I thereupon discovered that Jascots also stocks a ridiculously well-priced California pinot noir – The Crusher (£11) – with plenty of red and dark berry fruit, a sultry smokiness and touch of chocolate. It’ll be great for those who prefer red with the fowl, so I grabbed some of that, too.


Beaujolais also makes for easy red drinking during Christmas. Light’n’fruity and low in tannin, good examples are a true joy and remarkably versatile. I always have a few bottles lying around on Boxing Day, cellar cool, in case of impromptu guests or simply to go at until it’s drinks time.


Claret is a festive must, of course, and now that the big beasts of Bordeaux are all but unaffordable, I’d recommend going for the second wines of the great estates. Made from the same grapes, by the same team, such wines often offer excellent value. My pick of the moment is the 2007 Les Tourelles de Longueville (see Six of the Best). The second wine of Château Pichon-Baron, from a really not at all bad year, it is soft and amenable, thanks to a large percentage of merlot in the blend, and really rather classy. Bottle looks chic, too.


But if you suffer, as I do, from budgetary constraints and need to lower your sights, you’ll find both 2009 Diane de Belgrave (£15.25, Oddbins) and 2010 Château du Gazin (£9, Waitrose) are excellent, approachable clarets. And although ready for this Christmas they’ll be even better next, so buy a bit more than you need and be quids in 12 months hence.


And just as second wines of top Bordeaux estates are often cracking value, so, too, are the single quinta ports of the Douro Valley. Full-blown vintages are declared roughly three years out of every 10, but sometimes a single estate will have made a wine of such good quality that it deems it worth releasing anyway.


On a recent tasting in Porto, the stand-out wine for me was the 1996 Fonseca Guimaraens. Crammed with rich, dark, plummy fruit and hints of liquorice and spicy raisins, it’s a belter and half the price of a “proper” vintage.


It’ll be my port of choice this Christmas, although I’ll make sure Ikeep a decent tawny handy, too, which won’t need decanting and will keep for several days once opened. The delightfully nutty and raisiny Taylor’s 10-Year-Old (£22, Morrisons) will do the trick.


We’ll all need plenty of fizz as well. Majestic always has great deals on champagne come Christmas, such as the ever-reliable, co-operative-produced Nicolas Feuillatte (£20 if you buy two or more), the best-selling champagne in France. It also has Canard-Duchêne at £19, if you buy two or more, not to mention all the big names and many smaller ones.
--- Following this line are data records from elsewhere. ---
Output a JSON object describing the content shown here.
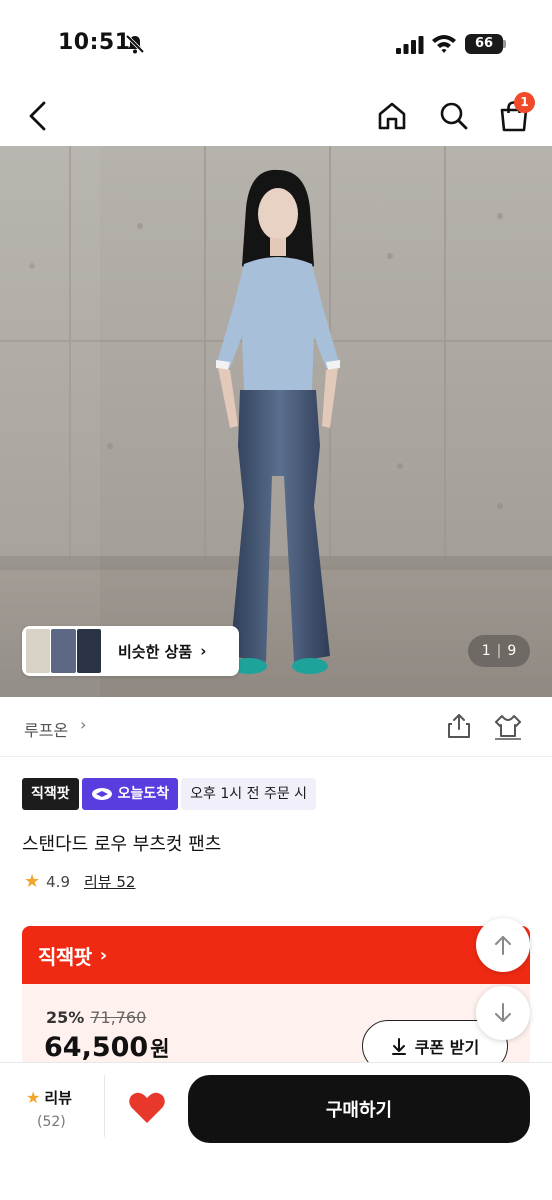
{
  "status_bar": {
    "time": "10:51",
    "battery": "66"
  },
  "nav": {
    "cart_count": "1"
  },
  "hero": {
    "similar_label": "비슷한 상품",
    "page_current": "1",
    "page_total": "9"
  },
  "brand": {
    "name": "루프온"
  },
  "badges": {
    "direct": "직잭팟",
    "today": "오늘도착",
    "order_time": "오후 1시 전 주문 시"
  },
  "product": {
    "title": "스탠다드 로우 부츠컷 팬츠",
    "rating": "4.9",
    "review_label": "리뷰 52"
  },
  "promo": {
    "title": "직잭팟",
    "discount_rate": "25%",
    "original_price": "71,760",
    "sale_price": "64,500",
    "currency": "원",
    "coupon_label": "쿠폰 받기"
  },
  "bottom": {
    "review_label": "리뷰",
    "review_count": "(52)",
    "buy_label": "구매하기"
  },
  "colors": {
    "accent_red": "#f02a12",
    "badge_purple": "#5b3cdf",
    "heart_red": "#e8382b",
    "star": "#f2a52b"
  },
  "icons": [
    "mute-icon",
    "signal-icon",
    "wifi-icon",
    "back-icon",
    "home-icon",
    "search-icon",
    "cart-icon",
    "share-icon",
    "fit-icon",
    "heart-icon",
    "arrow-up-icon",
    "arrow-down-icon",
    "download-icon",
    "star-icon"
  ]
}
And, as always, I’ll be buying British – or rather English – this year, stocking up on the exquisite Herbert Hall Traditional Method Brut organic sparkler (£24.50, Rodney Fletcher Vintners) from Marden in Kent, as served at Le Caprice, Le Gavroche, Harvey Nicks and Tate Britain, to name a few of the enlightened spots to stock it. Try it, it’s a peach.


And talking of Kent – God’s chosen county – my Christmas Day digestif will be the scrumptious almond-rich, bitter-sweet Grant’s Morella Cherry Brandy (£23, Corks Out) now in its 239th year of production. It’s lovely stuff ice cold on its own or as the base for a hastily flung-together cocktail.
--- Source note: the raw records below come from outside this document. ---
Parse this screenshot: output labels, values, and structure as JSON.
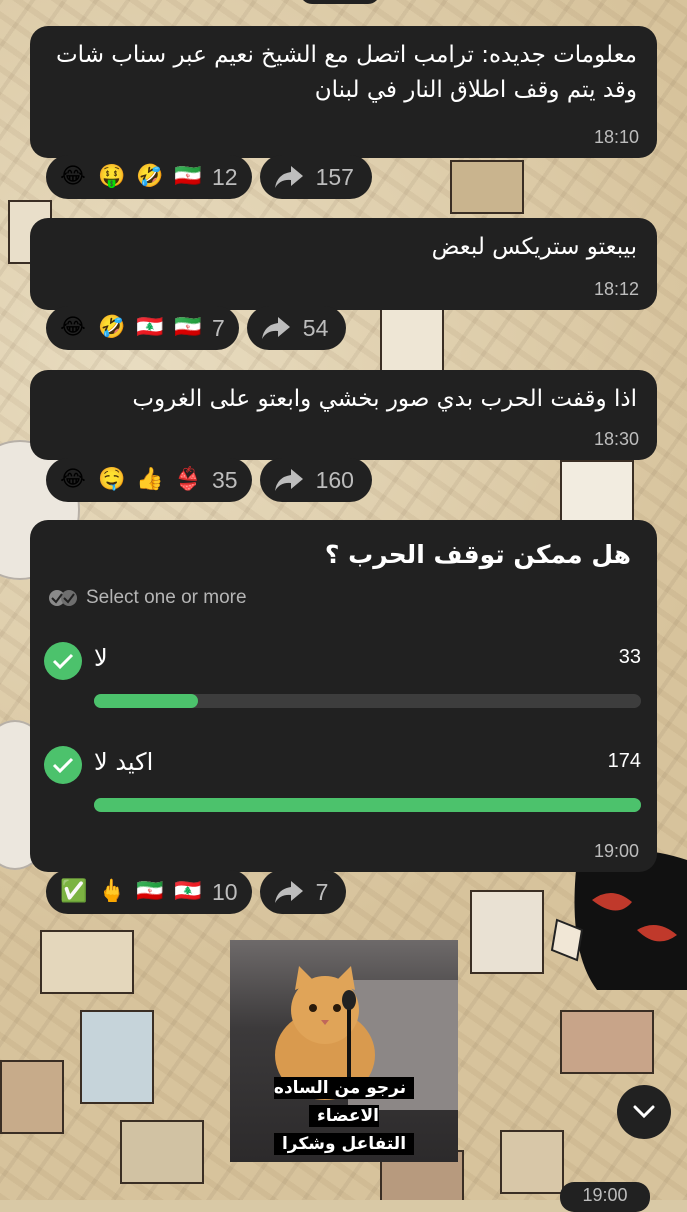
{
  "messages": [
    {
      "text": "معلومات جديده: ترامب اتصل مع الشيخ نعيم عبر سناب شات وقد يتم وقف اطلاق النار في لبنان",
      "time": "18:10",
      "reactions": {
        "emojis": [
          "😂",
          "🤑",
          "🤣",
          "🇮🇷"
        ],
        "count": "12",
        "shares": "157"
      }
    },
    {
      "text": "بيبعتو ستريكس لبعض",
      "time": "18:12",
      "reactions": {
        "emojis": [
          "😂",
          "🤣",
          "🇱🇧",
          "🇮🇷"
        ],
        "count": "7",
        "shares": "54"
      }
    },
    {
      "text": "اذا وقفت الحرب بدي صور بخشي وابعتو على الغروب",
      "time": "18:30",
      "reactions": {
        "emojis": [
          "😂",
          "🤤",
          "👍",
          "👙"
        ],
        "count": "35",
        "shares": "160"
      }
    }
  ],
  "poll": {
    "question": "هل ممكن توقف الحرب ؟",
    "subtitle": "Select one or more",
    "options": [
      {
        "label": "لا",
        "votes": "33",
        "fraction": 0.19
      },
      {
        "label": "اكيد لا",
        "votes": "174",
        "fraction": 1.0
      }
    ],
    "time": "19:00",
    "reactions": {
      "emojis": [
        "✅",
        "🖕",
        "🇮🇷",
        "🇱🇧"
      ],
      "count": "10",
      "shares": "7"
    }
  },
  "sticker": {
    "caption_line1": "نرجو من الساده الاعضاء",
    "caption_line2": "التفاعل وشكرا"
  },
  "bottom_time": "19:00",
  "colors": {
    "bubble": "#212121",
    "accent": "#4cc26c",
    "muted": "#bdbdbd"
  }
}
Well, that and a nip of Hine Homage (£65.50, Master of Malt), a remarkable, velvety-smooth cognac blended from the 1984, 1986 and 1987 vintages. Or the hot-off-the-press Balblair 2003 Single Malt (see Six of the Best), loaded with toffee, butterscotch and candied orange peel. Or that essential standby from Berrys, the spicy and warming King’s Ginger Liqueur (£22, Berry Bros & Rudd).


So much to drink and so little time to drink it in. I might just have to bring Christmas forward a bit this year.